Columnas

El problema de los kurdos

Los países que los circundan los han utilizado cuando les ha convenido, pero ninguno de ellos se atreve a pedir el derecho que tienen de hacerlo realidad.

Parece que existen temas que poco interesan al lector, pero les recuerdo que vivimos en un mundo globalizado, cuyos incidentes en la región que creemos estar muy lejana, en alguna forma afectan a todos los Estados.

Hoy tratamos sobre un pueblo que merece otro trato: los kurdos, que son la minoría étnica sin Estado propio más importante de todo Medio Oriente: más de 30 millones de personas repartidas en un territorio que hoy se dividen en Turquía, Siria, Irak e Irán, pero unidas por una lengua propia y una cultura milenaria, siendo su mayoría musulmanes sunitas. Nunca han dejado de soñar con un Kurdistán independiente. Así llevan más de 100 años.

Así se han erigido en una de las más importantes líneas de defensa contra los avances de los yihadistas en el norte de Irak y Siria, obligando a Occidente a reconocerlos como aliados clave en esa.

Los kurdos de Turquía, sin embargo, están furiosos con las tropas turcas que les impiden cruzar la frontera para pelear al lado de las milicias kurdas en Siria, ya que podían fortalecerse. Su ideal es, insistimos, el de ser reconocidos como el Estado independiente de Kurdistán.

Luchando por la independencia. Movimientos independentistas kurdos surgirían luego, inevitablemente, en Turquía, Siria, Irak e Irán, pero sin el apoyo real de Occidente, más preocupado por lo que las pretensiones kurdas podían significar para la estabilidad regional, sobre todo para Turquía que es miembro de la Unión Europea.

La orientación comunista del PKK, Partido de los Trabajadores del Kurdistán, principal fuerza independentista kurda en Turquía, es considerada una organización terrorista por el gobierno de Ankara y sus amigos occidentales.

Ello tampoco le ayudaría a los nacionalistas kurdos a granjearse la simpatía de EE. UU. y sus principales aliados.

En la actualidad, Turquía está inmersa en un proceso de paz con el PKK marcado por un acuerdo de cese del fuego alcanzado en marzo de 2013, que muchos esperan represente el fin de una lucha armada que empezó en 1984, causando más de 40.000 muertos.
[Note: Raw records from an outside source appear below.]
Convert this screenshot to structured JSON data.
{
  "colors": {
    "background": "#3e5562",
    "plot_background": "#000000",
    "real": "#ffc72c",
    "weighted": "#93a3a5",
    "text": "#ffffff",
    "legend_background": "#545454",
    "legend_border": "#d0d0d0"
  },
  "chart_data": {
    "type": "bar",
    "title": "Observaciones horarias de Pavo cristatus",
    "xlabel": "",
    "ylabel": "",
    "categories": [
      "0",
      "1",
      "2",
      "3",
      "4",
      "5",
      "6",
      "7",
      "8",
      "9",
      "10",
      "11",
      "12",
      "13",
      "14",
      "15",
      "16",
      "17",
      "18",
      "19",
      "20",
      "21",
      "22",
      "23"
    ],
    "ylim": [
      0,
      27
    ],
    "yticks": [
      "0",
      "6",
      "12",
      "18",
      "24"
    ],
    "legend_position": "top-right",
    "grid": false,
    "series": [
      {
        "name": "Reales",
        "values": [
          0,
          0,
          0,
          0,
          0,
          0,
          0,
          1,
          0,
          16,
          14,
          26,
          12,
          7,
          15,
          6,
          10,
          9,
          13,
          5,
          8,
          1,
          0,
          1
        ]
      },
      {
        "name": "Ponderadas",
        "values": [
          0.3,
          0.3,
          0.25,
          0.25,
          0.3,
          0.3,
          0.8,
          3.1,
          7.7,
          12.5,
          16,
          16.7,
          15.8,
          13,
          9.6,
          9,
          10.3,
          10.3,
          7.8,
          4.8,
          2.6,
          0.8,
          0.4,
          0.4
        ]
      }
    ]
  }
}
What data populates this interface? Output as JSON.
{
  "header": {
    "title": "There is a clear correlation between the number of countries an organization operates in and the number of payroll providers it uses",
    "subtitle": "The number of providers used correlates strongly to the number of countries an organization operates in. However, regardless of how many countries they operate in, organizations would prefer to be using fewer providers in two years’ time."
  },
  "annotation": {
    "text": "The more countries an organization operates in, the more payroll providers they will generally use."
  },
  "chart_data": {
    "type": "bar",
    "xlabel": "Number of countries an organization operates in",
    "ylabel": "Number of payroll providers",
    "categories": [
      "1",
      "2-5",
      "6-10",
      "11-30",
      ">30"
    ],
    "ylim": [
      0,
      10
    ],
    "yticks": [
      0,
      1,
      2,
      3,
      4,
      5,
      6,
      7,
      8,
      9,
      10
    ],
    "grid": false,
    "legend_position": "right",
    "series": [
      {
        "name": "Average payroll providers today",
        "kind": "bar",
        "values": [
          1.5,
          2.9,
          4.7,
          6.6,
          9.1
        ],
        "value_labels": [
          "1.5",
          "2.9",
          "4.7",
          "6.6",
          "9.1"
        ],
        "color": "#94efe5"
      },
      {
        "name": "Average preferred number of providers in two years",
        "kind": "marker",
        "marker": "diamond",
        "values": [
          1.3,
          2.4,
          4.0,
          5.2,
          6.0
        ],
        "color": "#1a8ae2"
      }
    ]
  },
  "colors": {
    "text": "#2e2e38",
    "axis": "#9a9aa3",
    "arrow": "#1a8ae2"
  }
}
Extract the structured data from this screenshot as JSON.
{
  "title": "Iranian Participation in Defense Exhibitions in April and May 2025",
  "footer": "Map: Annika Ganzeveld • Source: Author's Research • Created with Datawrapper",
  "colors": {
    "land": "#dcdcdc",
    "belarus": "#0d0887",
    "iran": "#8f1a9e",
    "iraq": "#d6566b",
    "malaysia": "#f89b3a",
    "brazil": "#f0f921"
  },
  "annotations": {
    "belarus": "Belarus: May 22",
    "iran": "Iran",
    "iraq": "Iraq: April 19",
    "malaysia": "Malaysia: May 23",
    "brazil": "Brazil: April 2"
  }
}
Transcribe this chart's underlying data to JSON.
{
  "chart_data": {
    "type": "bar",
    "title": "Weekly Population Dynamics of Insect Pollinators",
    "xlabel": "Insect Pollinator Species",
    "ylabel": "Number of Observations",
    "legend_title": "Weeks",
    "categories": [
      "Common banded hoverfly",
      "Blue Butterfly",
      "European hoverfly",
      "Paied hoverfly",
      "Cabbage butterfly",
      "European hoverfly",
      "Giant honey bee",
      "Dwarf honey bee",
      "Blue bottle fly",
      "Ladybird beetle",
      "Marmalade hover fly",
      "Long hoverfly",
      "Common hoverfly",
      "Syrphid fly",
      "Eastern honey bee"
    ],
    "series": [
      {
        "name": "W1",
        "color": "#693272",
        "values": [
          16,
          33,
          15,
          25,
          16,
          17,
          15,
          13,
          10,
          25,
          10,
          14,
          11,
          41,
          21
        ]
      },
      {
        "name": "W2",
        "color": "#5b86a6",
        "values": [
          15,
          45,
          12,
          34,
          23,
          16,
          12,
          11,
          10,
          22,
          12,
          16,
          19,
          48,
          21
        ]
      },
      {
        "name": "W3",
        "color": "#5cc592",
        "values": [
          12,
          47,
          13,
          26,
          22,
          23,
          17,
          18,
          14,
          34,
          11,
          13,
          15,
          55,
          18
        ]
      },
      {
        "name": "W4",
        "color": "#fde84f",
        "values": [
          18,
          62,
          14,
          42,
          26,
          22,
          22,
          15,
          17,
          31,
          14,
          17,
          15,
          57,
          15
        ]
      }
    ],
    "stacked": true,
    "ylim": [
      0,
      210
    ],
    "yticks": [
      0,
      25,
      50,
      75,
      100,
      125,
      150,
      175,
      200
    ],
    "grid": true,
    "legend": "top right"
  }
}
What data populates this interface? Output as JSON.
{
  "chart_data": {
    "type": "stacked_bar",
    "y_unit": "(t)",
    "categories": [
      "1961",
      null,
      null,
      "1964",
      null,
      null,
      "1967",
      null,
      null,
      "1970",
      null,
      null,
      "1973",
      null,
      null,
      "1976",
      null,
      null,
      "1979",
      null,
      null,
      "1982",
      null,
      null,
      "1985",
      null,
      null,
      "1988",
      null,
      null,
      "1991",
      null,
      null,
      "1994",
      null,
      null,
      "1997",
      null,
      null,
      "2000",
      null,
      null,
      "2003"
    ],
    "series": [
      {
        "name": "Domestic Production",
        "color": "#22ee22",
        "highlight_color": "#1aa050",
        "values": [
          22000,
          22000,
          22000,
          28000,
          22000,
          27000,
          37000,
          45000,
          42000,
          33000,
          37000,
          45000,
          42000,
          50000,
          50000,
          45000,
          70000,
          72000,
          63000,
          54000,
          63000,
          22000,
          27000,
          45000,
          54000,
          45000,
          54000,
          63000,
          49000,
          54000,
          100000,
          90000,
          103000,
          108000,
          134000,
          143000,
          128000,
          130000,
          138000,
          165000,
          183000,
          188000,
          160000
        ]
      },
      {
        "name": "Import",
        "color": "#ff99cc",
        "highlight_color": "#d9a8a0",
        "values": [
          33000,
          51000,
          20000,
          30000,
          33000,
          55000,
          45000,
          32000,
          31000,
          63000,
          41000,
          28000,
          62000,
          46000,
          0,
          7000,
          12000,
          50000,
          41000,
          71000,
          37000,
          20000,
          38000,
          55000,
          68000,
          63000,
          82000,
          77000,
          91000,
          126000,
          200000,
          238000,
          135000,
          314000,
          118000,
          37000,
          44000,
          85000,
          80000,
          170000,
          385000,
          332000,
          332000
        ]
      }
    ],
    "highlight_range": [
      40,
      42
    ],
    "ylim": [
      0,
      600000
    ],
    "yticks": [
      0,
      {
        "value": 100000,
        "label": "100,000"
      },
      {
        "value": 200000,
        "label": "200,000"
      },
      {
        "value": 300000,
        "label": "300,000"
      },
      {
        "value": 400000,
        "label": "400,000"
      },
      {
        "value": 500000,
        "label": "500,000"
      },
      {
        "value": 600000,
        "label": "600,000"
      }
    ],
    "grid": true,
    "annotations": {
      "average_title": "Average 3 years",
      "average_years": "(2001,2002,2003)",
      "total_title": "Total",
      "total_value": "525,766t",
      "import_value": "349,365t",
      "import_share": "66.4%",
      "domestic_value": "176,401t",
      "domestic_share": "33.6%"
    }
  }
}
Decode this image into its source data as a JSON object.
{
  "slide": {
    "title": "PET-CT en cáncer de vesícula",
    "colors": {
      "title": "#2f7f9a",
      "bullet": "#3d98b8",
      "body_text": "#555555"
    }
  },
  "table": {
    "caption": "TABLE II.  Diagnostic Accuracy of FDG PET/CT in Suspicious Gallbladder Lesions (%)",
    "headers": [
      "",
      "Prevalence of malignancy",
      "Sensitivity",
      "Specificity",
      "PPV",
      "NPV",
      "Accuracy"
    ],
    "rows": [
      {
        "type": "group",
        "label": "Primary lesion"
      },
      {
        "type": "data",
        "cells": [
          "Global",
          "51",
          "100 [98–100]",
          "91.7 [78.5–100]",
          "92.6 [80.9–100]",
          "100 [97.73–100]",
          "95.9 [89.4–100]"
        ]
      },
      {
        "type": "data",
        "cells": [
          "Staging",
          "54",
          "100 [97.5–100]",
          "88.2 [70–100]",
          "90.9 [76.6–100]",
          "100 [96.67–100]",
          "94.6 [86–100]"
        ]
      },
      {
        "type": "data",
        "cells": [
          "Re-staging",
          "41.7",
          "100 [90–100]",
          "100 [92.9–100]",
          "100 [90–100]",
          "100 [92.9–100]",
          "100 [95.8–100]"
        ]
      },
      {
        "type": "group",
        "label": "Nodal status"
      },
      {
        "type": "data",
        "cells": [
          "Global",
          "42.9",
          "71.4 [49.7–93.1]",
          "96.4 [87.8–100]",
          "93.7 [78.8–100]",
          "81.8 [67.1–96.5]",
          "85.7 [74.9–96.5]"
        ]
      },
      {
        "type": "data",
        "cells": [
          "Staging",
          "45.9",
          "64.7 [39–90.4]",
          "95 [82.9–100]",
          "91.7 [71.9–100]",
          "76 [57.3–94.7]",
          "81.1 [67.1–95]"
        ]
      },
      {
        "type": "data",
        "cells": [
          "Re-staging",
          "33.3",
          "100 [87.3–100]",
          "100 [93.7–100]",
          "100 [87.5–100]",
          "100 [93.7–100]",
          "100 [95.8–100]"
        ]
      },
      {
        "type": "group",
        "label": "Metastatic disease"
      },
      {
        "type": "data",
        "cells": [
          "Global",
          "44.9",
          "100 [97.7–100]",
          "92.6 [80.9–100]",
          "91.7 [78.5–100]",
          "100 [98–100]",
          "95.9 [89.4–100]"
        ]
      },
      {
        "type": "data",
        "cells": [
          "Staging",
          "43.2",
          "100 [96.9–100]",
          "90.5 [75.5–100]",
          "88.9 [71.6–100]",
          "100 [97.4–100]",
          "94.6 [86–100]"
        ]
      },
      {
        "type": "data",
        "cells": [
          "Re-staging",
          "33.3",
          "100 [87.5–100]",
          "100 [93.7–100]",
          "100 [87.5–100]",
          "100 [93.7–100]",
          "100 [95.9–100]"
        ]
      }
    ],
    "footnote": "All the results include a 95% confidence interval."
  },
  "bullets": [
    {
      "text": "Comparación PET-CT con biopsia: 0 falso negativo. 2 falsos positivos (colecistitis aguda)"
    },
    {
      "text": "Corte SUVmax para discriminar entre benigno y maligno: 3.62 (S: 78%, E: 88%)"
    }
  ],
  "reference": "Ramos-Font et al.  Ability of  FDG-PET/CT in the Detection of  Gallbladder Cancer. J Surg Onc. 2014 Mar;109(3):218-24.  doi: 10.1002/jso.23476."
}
Pero el objetivo declarado no es independencia, sino autonomía.

Consideramos que los kurdos reúnen todas las características para lograr ser reconocidos como Estado independiente. Los países que los circundan los han utilizado cuando les ha convenido, pero ninguno de ellos se atreve a pedir el derecho que tienen de hacerlo realidad.